Government making smart cities, policy reforms. Commitment or Vague Promise?
The budget for the fiscal year 2015-16 has adopted several policies prior to the loss of human settlements and lives due to the April 25 earthquake. The budgeting in the same year has mandatory regulations to implement land use policy for the development of residential colonies.
The government is affirmative on providing some provision for foreign nationals. Apartments could be easily available for non-natives with the reforms to be made in coming days. Strong promises have been made by the government, but will they be able to keep it? Only time will tell.
The 2015 earthquake, sure was tragic but it has drawn some attention from officials. Some amendments have already been put to practice and many are awaiting implementation. The government is hell-bent on building smart cities throughout the nation. For starters, Kathmandu valley, Nijgadh and Lumbini region might be some of them. Also, a budget has been allocated for infrastructural development of 10 modern cities along Mid-hill highway.
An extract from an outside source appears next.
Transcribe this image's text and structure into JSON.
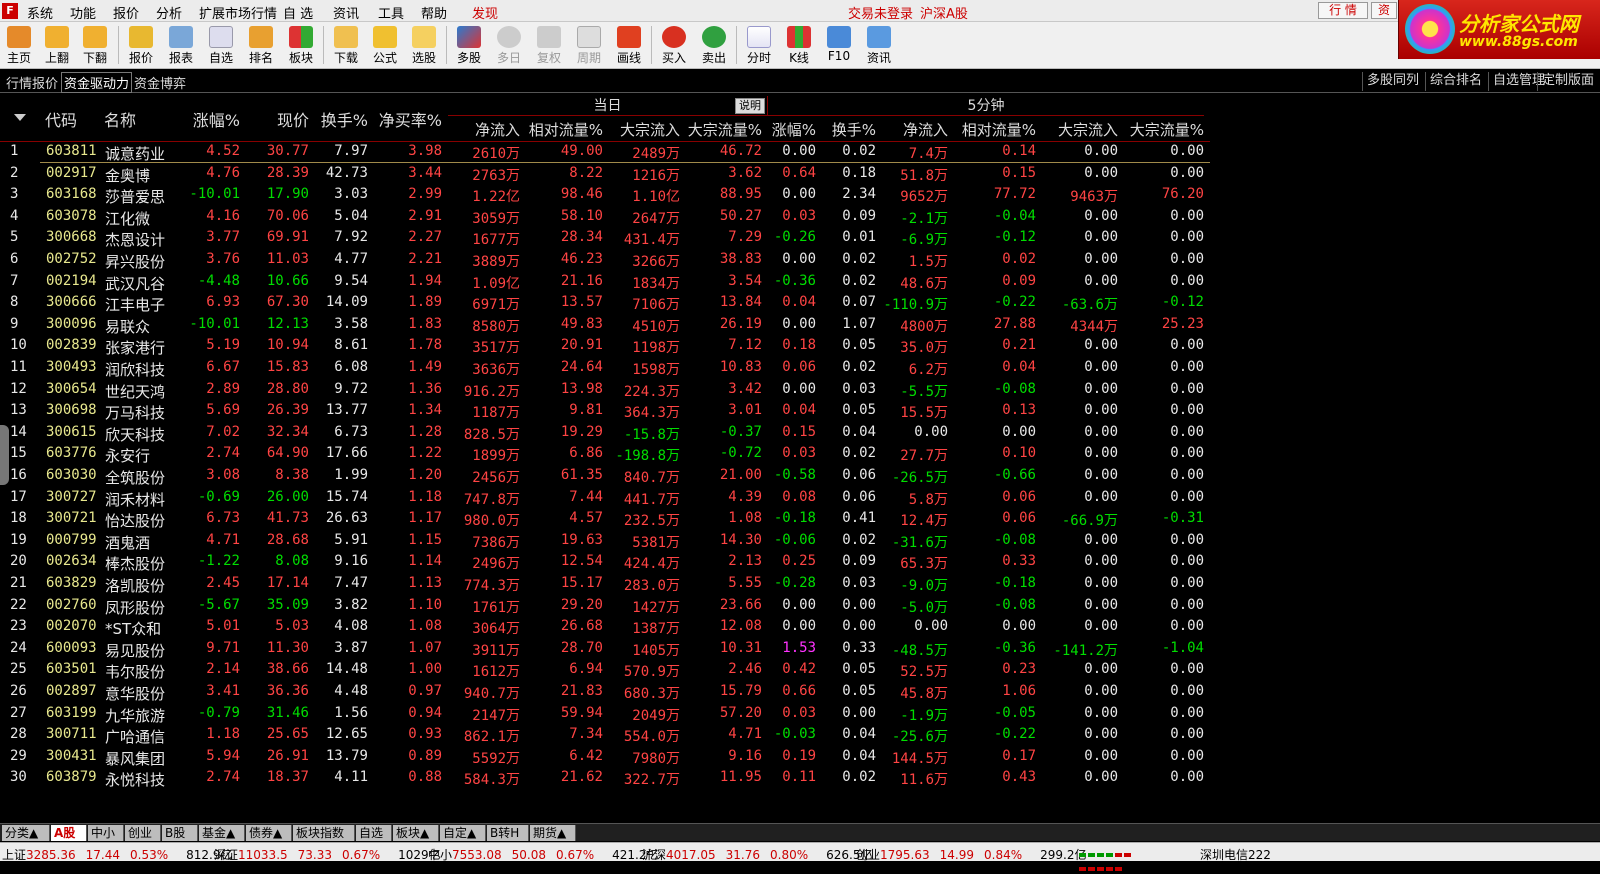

Budgeting for the FY 2015-16 aims to solve issues that previously existed in the country. Haphazard construction of real estate properties, unplanned urbanization which is widely seen around the nation will now slowly fade away as policy reforms integrate into practice. The government has plans to build safer cities with managed construction by implementing land use policy. Buildings should have to incorporate earthquake-resistant designs and follow building code. Also, land plotting must have prior mandatory approval.
There is a sigh of relief among real estate developers as the government has announced refinancing facility and interest subsidy for earthquake affected residential homes and businesses. Nepal Rastra Bank also announced loan rescheduling measures, cushioning the blow real estate had faced earlier.
Talks of reforms from officials are grandiose, which is worrisome for real estate developers. These sorts of aggrandizing self-portrayal have been prevalent among Nepalese government which is quite visible from past works. This is why developers want these directives finalised within the first quarter of the fiscal year.
However tough the past might have been, there is always a shimmer of hope. So is with real estate developers and all others engaged in this sector. Will the policies be confined to books and bills? Or will it be different this time? Real Estate developers are optimistic that they might finally see the change. While its an ordeal for the government to mend their shortcomings and keep up to their promises.